Experiencing heavy periods is a common cause of iron deficiency anemia, leading to:

  • Decreased energy levels
  • Fatigue
  • Difficulty concentrating
  • Overall exhaustion

Often, the problem of profuse menstrual bleeding begins during adolescence with menarche (the first menstruation) and can persist throughout a woman’s reproductive years, significantly impacting her health and quality of life. There are even cases where heavy bleeding may start after the age of 30.

Excessive menstrual bleeding can be associated with gynecological conditions and disorders, posing a significant challenge to a woman’s well-being. Unfortunately, it is often underdiagnosed, inadequately treated, and left unresolved. That is why discussing this issue with a gynecologist is crucial. 

When Does Bleeding Become Excessive? 

A profuse menstrual cycle refers to blood loss exceeding 80 ml per cycle, equivalent to approximately 16-20 thoroughly soaked internal tampons, or when the menstrual period lasts more than seven days and involves the presence of blood clots.

In such cases, it is essential to consult a gynecologist to assess the impact on blood iron levels and investigate any underlying pathology contributing to the heavy bleeding. An early diagnosis enables the initiation of appropriate therapy, leading to resolution of the issue. 

Moreover, addressing the root cause of excessive bleeding can alleviate:

  • Menstrual pain (dysmenorrhea)
  • Chronic fatigue
  • Difficulty concentrating due to iron deficiency anemia, 

Finally, understanding the nature of the issue can help support women in participating in high-performance sports or experiencing a peaceful pregnancy and postpartum period.

Excessive Menstrual Bleeding: Causes

The causes of heavy menstrual bleeding vary, as do their effects on iron and red blood cell levels. In young women, abundant cycles can be attributed to hormonal changes that disrupt the balance between estrogen and progesterone production. In rare cases, a platelet disorder affecting the clotting function of platelets may also be responsible.

Furthermore, excessive bleeding can lead to reduced levels of:

  • Ferritin, which represents iron stores
  • Transferrin, which transports iron into cells
  • Sideremia, the iron present in the blood 
  • Hemoglobin, which carries oxygen to various tissues – including the brain

Additionally, with profuse bleeding and iron-deficiency anemia, the red blood cells responsible for delivering nutrients to every organ may become smaller and decrease in number. 

In adulthood, there is often a tendency for heavier menstrual cycles. This may be associated not only with hormonal imbalances but also with conditions such as:

  • Uterine fibroids
  • Polyps
  • Endometrial hyperplasia

Abundant Menstrual Cycles: Recommended Tests 

In addition to a blood test – which helps determine sideremia, ferritin, transferrin, and complete blood count (CBC) – a gynecological examination, including a pap smear, is crucial for evaluating the presence of:

  • Cervical polyps 
  • Significant cervical lesions, like intraepithelial 
  • Micro-invasive neoplasms caused by the Human Papillomavirus (HPV)

Furthermore, an abdominal or transvaginal pelvic ultrasound may be conducted alongside the gynecological examination to diagnose and assess submucosal fibroids beneath the endometrium.

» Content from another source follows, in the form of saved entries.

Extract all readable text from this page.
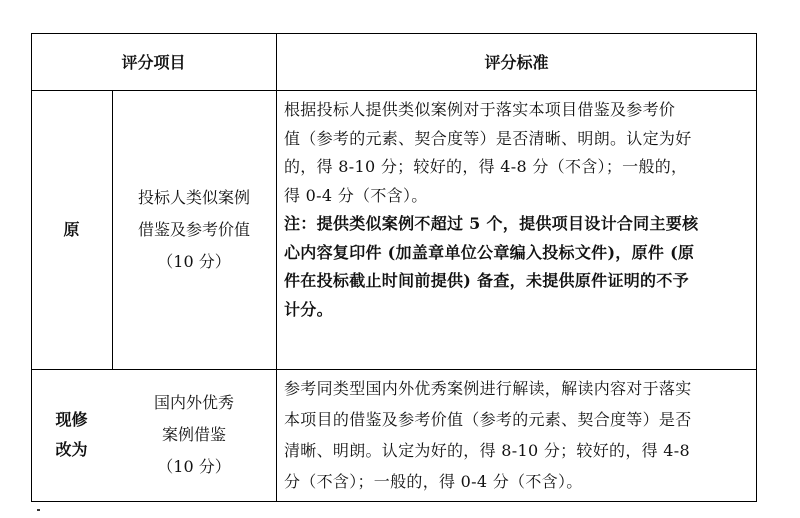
评分项目	评分标准
原
投标人类似案例
借鉴及参考价值
（10 分）
根据投标人提供类似案例对于落实本项目借鉴及参考价
值（参考的元素、契合度等）是否清晰、明朗。认定为好
的，得 8-10 分；较好的，得 4-8 分（不含）；一般的，
得 0-4 分（不含）。
注：提供类似案例不超过 5 个，提供项目设计合同主要核
心内容复印件 (加盖章单位公章编入投标文件)，原件 (原
件在投标截止时间前提供) 备查，未提供原件证明的不予
计分。
现修
改为
国内外优秀
案例借鉴
（10 分）
参考同类型国内外优秀案例进行解读，解读内容对于落实
本项目的借鉴及参考价值（参考的元素、契合度等）是否
清晰、明朗。认定为好的，得 8-10 分；较好的，得 4-8
分（不含）；一般的，得 0-4 分（不含）。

If polyps, hyperplasia, or submucosal fibroids are detected, the gynecologist will determine whether additional second-level tests, such as diagnostic and interventional hysteroscopy for removal, are necessary.

Treating Anemia Caused by Profuse Menstrual Bleeding

Recognizing and diagnosing the underlying causes of profuse menstrual bleeding is crucial, and seeking assistance from specialists who employ a multidisciplinary approach is highly recommended. The experts can thoroughly assess and treat the predisposing factors and guide the woman throughout the treatment process.

The multidisciplinary approach involves various treatment options. Medical therapy may include:

  • Progestin (hormone) drugs 
    • Administered orally in tablet form or through a medicated intrauterine device (IUD) directly placed in the uterus 
  • Contraceptive pills, patches, or vaginal rings 
    • Without the withdrawal period 

In cases where the cause of excessive bleeding is due to conditions like endometrial polyps, submucosal fibroids, or endometrial hyperplasia, surgical therapy in the form of hysteroscopic removal can be considered.

Once the underlying cause has been identified, specific treatment can be initiated. In many cases, women may be prescribed supplements of:

  • B vitamins (such as folic acid and B12)
  • Vitamin C
  • Lactoferrin
    • A protein that aids in absorption

In situations where severe anemia is present, healthcare professionals may initially administer intravenous iron therapy followed by oral iron supplementation.